Definitely, grass grows differently throughout the year. What the animals are additionally being fed changes, as does the stage of their lactation. That all affects the milk. Then the external temperatures and humidities affect the cheese making and maturing procedures. On a industrial scale, this is minimised by standardising and pasteurizing the milk, then using commercial cultures and ‘sealed vats’ to make cheese. Farm-made cheese doesn’t employ that same level of standardisation, so it is less consistent and varies more throughout the year. But that is something that should be celebrated, and that’s why we’re keen to let customers taste before they buy. There isn’t a ‘best’ season, just different.

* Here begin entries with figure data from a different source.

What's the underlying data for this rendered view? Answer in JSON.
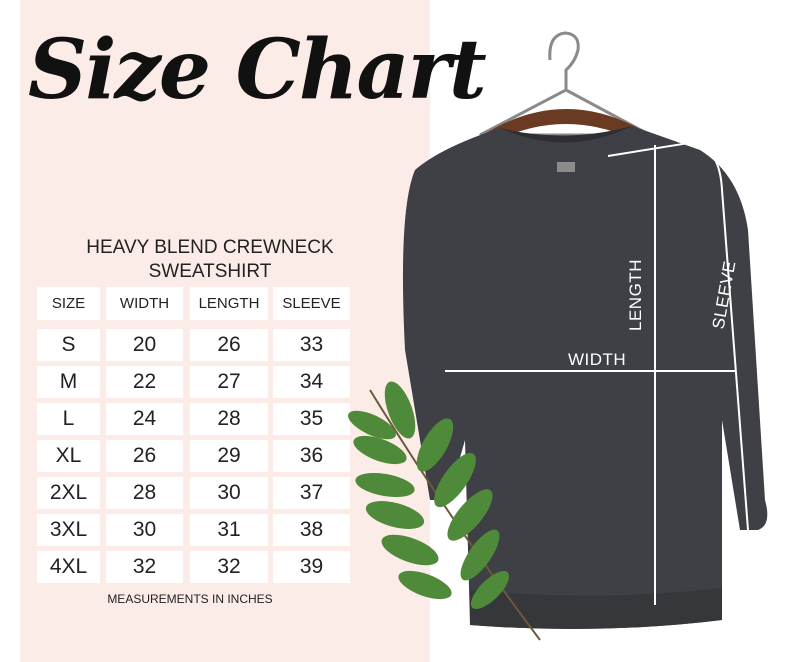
{
  "title": "Size Chart",
  "subtitle_line1": "HEAVY BLEND CREWNECK",
  "subtitle_line2": "SWEATSHIRT",
  "table": {
    "headers": [
      "SIZE",
      "WIDTH",
      "LENGTH",
      "SLEEVE"
    ],
    "rows": [
      [
        "S",
        "20",
        "26",
        "33"
      ],
      [
        "M",
        "22",
        "27",
        "34"
      ],
      [
        "L",
        "24",
        "28",
        "35"
      ],
      [
        "XL",
        "26",
        "29",
        "36"
      ],
      [
        "2XL",
        "28",
        "30",
        "37"
      ],
      [
        "3XL",
        "30",
        "31",
        "38"
      ],
      [
        "4XL",
        "32",
        "32",
        "39"
      ]
    ]
  },
  "note": "MEASUREMENTS IN INCHES",
  "labels": {
    "width": "WIDTH",
    "length": "LENGTH",
    "sleeve": "SLEEVE"
  },
  "colors": {
    "panel": "#fcece8",
    "shirt": "#3f4045",
    "leaf": "#4f8a3a"
  }
}
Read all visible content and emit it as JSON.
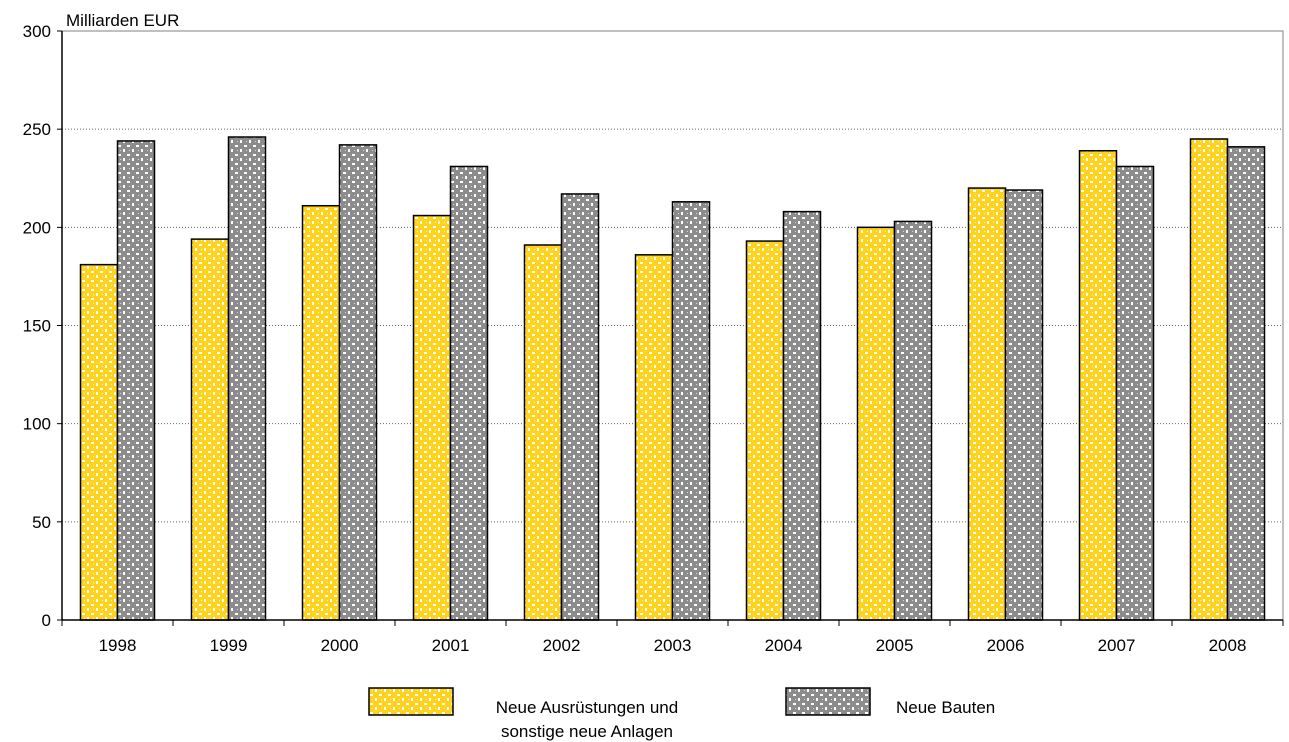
{
  "chart_data": {
    "type": "bar",
    "unit_label": "Milliarden EUR",
    "categories": [
      "1998",
      "1999",
      "2000",
      "2001",
      "2002",
      "2003",
      "2004",
      "2005",
      "2006",
      "2007",
      "2008"
    ],
    "series": [
      {
        "name": "Neue Ausrüstungen und sonstige neue Anlagen",
        "name_lines": [
          "Neue Ausrüstungen und",
          "sonstige neue Anlagen"
        ],
        "pattern": "yellow-dots",
        "base_color": "#FFD21E",
        "dot_color": "#FFFFFF",
        "values": [
          181,
          194,
          211,
          206,
          191,
          186,
          193,
          200,
          220,
          239,
          245
        ]
      },
      {
        "name": "Neue Bauten",
        "name_lines": [
          "Neue Bauten"
        ],
        "pattern": "gray-dots",
        "base_color": "#8C8C8C",
        "dot_color": "#FFFFFF",
        "values": [
          244,
          246,
          242,
          231,
          217,
          213,
          208,
          203,
          219,
          231,
          241
        ]
      }
    ],
    "ylim": [
      0,
      300
    ],
    "yticks": [
      0,
      50,
      100,
      150,
      200,
      250,
      300
    ],
    "grid": "horizontal-dotted",
    "legend_position": "bottom"
  }
}
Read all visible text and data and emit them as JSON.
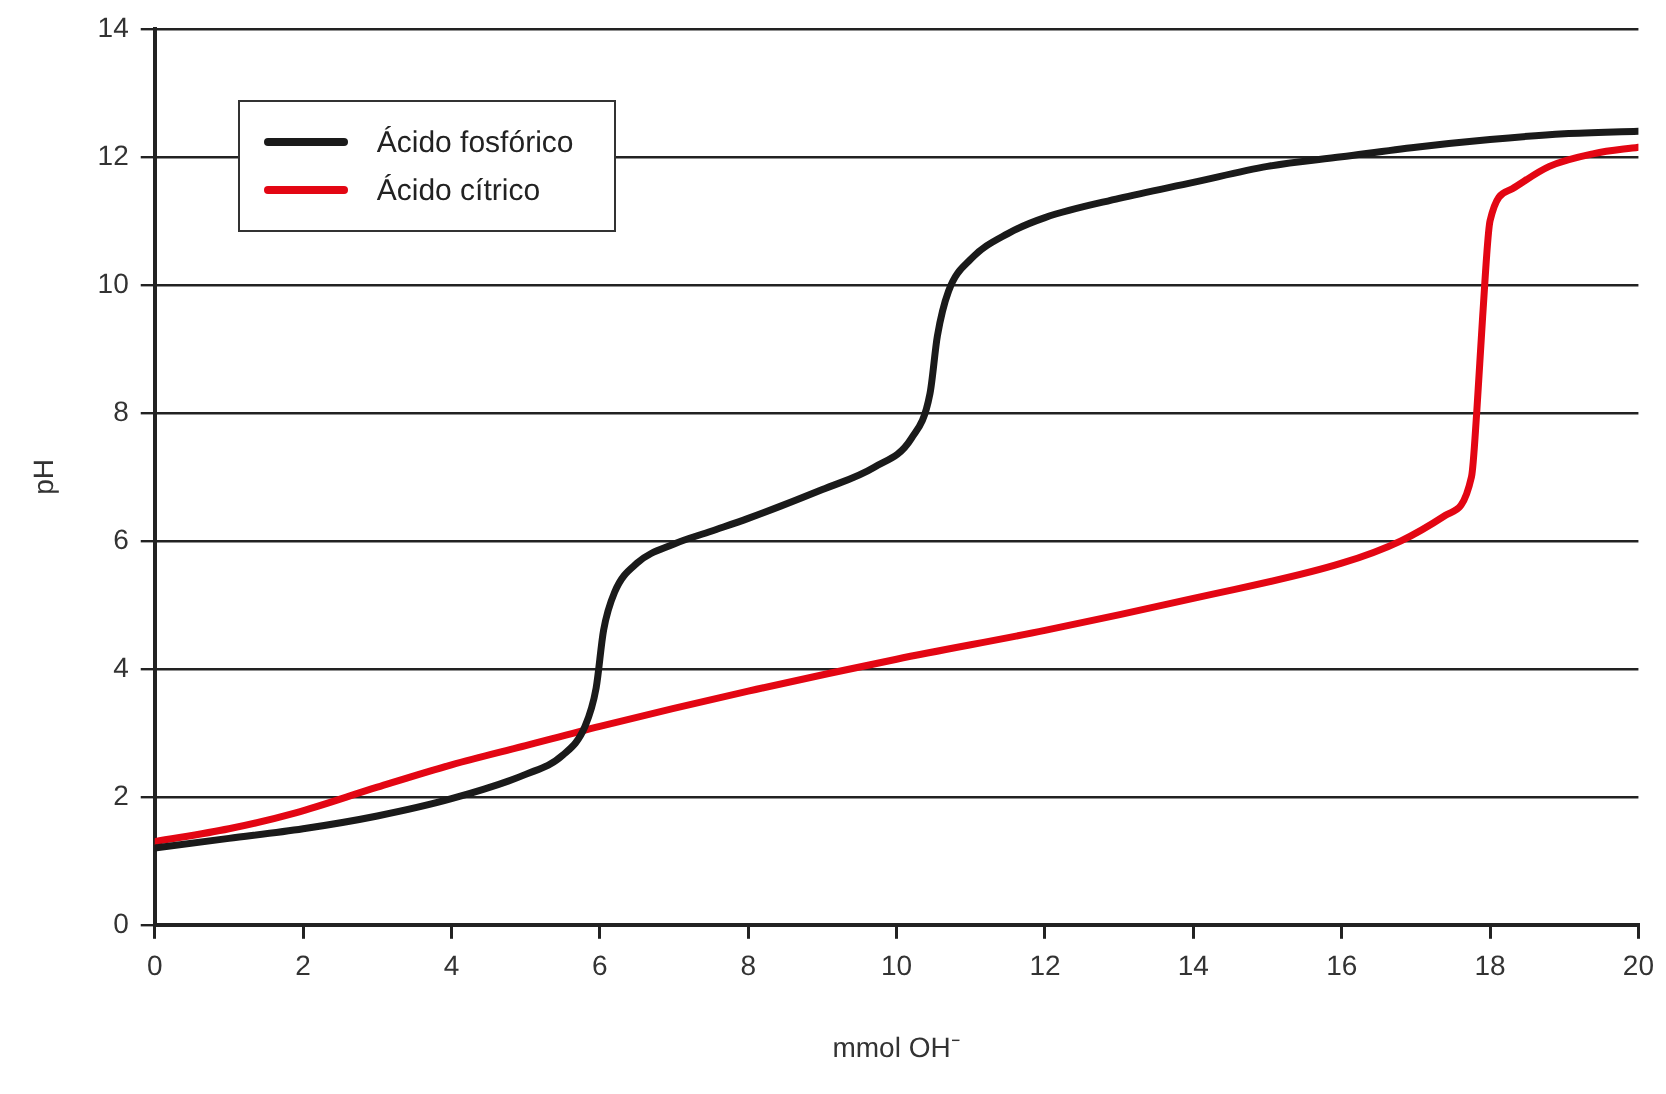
{
  "chart_data": {
    "type": "line",
    "xlabel": "mmol OH⁻",
    "ylabel": "pH",
    "xlim": [
      0,
      20
    ],
    "xticks": [
      0,
      2,
      4,
      6,
      8,
      10,
      12,
      14,
      16,
      18,
      20
    ],
    "ylim": [
      0,
      14
    ],
    "yticks": [
      0,
      2,
      4,
      6,
      8,
      10,
      12,
      14
    ],
    "grid": "y",
    "legend": "top left",
    "marker": "none",
    "line_style": "solid",
    "series": [
      {
        "name": "Ácido fosfórico",
        "color": "#1a1a1a",
        "x": [
          0,
          1,
          2,
          3,
          4,
          5,
          5.5,
          5.8,
          5.95,
          6.05,
          6.2,
          6.5,
          7,
          7.5,
          8,
          9,
          9.7,
          10.2,
          10.45,
          10.55,
          10.7,
          11,
          11.5,
          12,
          13,
          14,
          15,
          16,
          17,
          18,
          19,
          20
        ],
        "values": [
          1.2,
          1.35,
          1.5,
          1.7,
          1.97,
          2.35,
          2.65,
          3.1,
          3.7,
          4.6,
          5.2,
          5.65,
          5.95,
          6.15,
          6.35,
          6.8,
          7.15,
          7.6,
          8.3,
          9.2,
          9.9,
          10.4,
          10.8,
          11.05,
          11.35,
          11.6,
          11.85,
          12.0,
          12.15,
          12.27,
          12.36,
          12.4
        ]
      },
      {
        "name": "Ácido cítrico",
        "color": "#e30613",
        "x": [
          0,
          1,
          1.9,
          3,
          4,
          5,
          6,
          8,
          10,
          12,
          14,
          16,
          16.8,
          17.4,
          17.75,
          17.82,
          17.9,
          18.0,
          18.3,
          18.8,
          19.4,
          20
        ],
        "values": [
          1.3,
          1.5,
          1.75,
          2.15,
          2.5,
          2.8,
          3.1,
          3.65,
          4.15,
          4.6,
          5.1,
          5.65,
          6.0,
          6.4,
          7.0,
          8.0,
          9.5,
          11.0,
          11.5,
          11.85,
          12.05,
          12.15
        ]
      }
    ]
  }
}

How important is the process of affinage to the taste of a cheese?
Farming and cheesemaking are the first two bits to get right. What we try and do at The Courtyard Dairy is ‘affinage’ or cheese maturing. This basically involves keeping the cheese and maturing it (in different environments) to make sure it is sold at its peak. It helps out some farms (as they will sell their cheese young to ensure cash flow), and with others it allows us to change the very nature of the cheese to get a different flavour. It essentially boils down to me examining each individual cheese we get and determining how to make it taste its best. One of the reasons we have a great reputation is our attention to these details; we treat farm-cheese as the living product it is, rather than just something to put on a shelf. That allows us to sell each cheese at its peak.
Any advice for those looking to expand their own knowledge (and collection) of cheese?
Find a good cheesemonger and ask them what is good at the moment. Another good method is to sign up to a monthly cheese club, that way you get random and different cheeses each month and you can slowly build up your arsenal.
What would your perfect cheese board be made up of?
That’s Tough! That’s like asking a painter their favourite colours. It depends on time of year, mood and seasonality. But if I was to stick my head above the parapet; I love St James (a real expression of its terroir), Hafod Cheddar (soft, smooth and buttery Cheddar), Young Buck Blue (Northern Ireland’s answer to Stilton, but more moist and less-aggressive), Hebden Goat and Baron Bigod Brie.
And lastly: Eating the rind, yay or nay?
Always try (unless you’re spitting out cloth, wax or foil). The rind is often the most concentrated part of the cheese, so can be strong, particularly in older cheeses, but on younger softer cheeses it is really key to the flavour!